Sadness is one of the primary symptoms of depression. If you’re feeling sad all day, every day (or most of the day, every day) for at least two weeks or more, your sadness might have to do with depression. If it’s depression, some of these symptoms might sound familiar to you too:
- Trouble with concentration
- Weight changes due to appetite (either too much or too little)
- Disinterest in things you once enjoyed
- Physical pain, like headaches or stomachaches
- Suicidal ideation
Is it seasonal affective disorder?
Have you ever noticed that your sadness seems connected to the season? When the days get shorter and the sun isn’t out as much, are you sadder then? When the weather brightens and the days are longer, do you feel like you can breathe a sigh of relief?
Many people actually feel like that, in varying degrees. In the fall and winter, when it’s so cold out and it seems as though we haven’t seen the sun in forever and as though we won’t see it again in yet another forever, many of us feel that sense of low energy and fatigue.

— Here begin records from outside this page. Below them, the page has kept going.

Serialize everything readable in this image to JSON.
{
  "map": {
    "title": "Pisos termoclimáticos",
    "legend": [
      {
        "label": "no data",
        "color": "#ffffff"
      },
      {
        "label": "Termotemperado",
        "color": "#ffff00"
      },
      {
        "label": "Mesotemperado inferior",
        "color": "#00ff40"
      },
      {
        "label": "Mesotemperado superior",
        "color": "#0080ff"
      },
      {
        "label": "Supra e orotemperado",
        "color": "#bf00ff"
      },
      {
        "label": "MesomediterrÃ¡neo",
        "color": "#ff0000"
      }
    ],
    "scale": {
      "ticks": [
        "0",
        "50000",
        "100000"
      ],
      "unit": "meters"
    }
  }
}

But some people feel this much more than others. They could have seasonal affective disorder, or SAD, which is something that happens when seasons change.
Is it bipolar disorder?
It’s reported that people with a mental disorder called bipolar disorder also battle episodes of mania – when you feel incredibly, intensely joyful in one minute and then crash into another emotion the next. Sometimes you may feel sad, other times irritable; you might feel angry, or tense, or you just want to sleep. You might feel powerful, ready to take on the world, and then the next moment, just want to cry.
Many people with bipolar disorder experience mixed features, and that can be very confusing, which could explain why you’re so sad.
Is it persistent depressive disorder?
Most forms of depression come with sadness that lasts a few weeks or more, and then it lifts. It can come back, and then go away again.
But something called PPD, or persistent depressive disorder, is the kind of depression that just doesn’t seem to go away. Many people with PPD say that they can’t even remember a time when they weren’t sad, when they actually felt good about themselves, when they had enough energy to do what they once loved to do.
PPD isn’t like major depression, which can completely stop a person from living – from going to work or going to school or experiencing a relationship. Rather, it’s just always there, a mild sadness that never leaves.
As we mentioned, these are just some potential reasons why you could be sad. The important thing is to find a therapist in your area that you’ve heard good things about, someone you can connect with, someone you trust. If your feelings are starting to interrupt you daily life and are beginning to manifest in physical ways, please see a healthcare professional right away.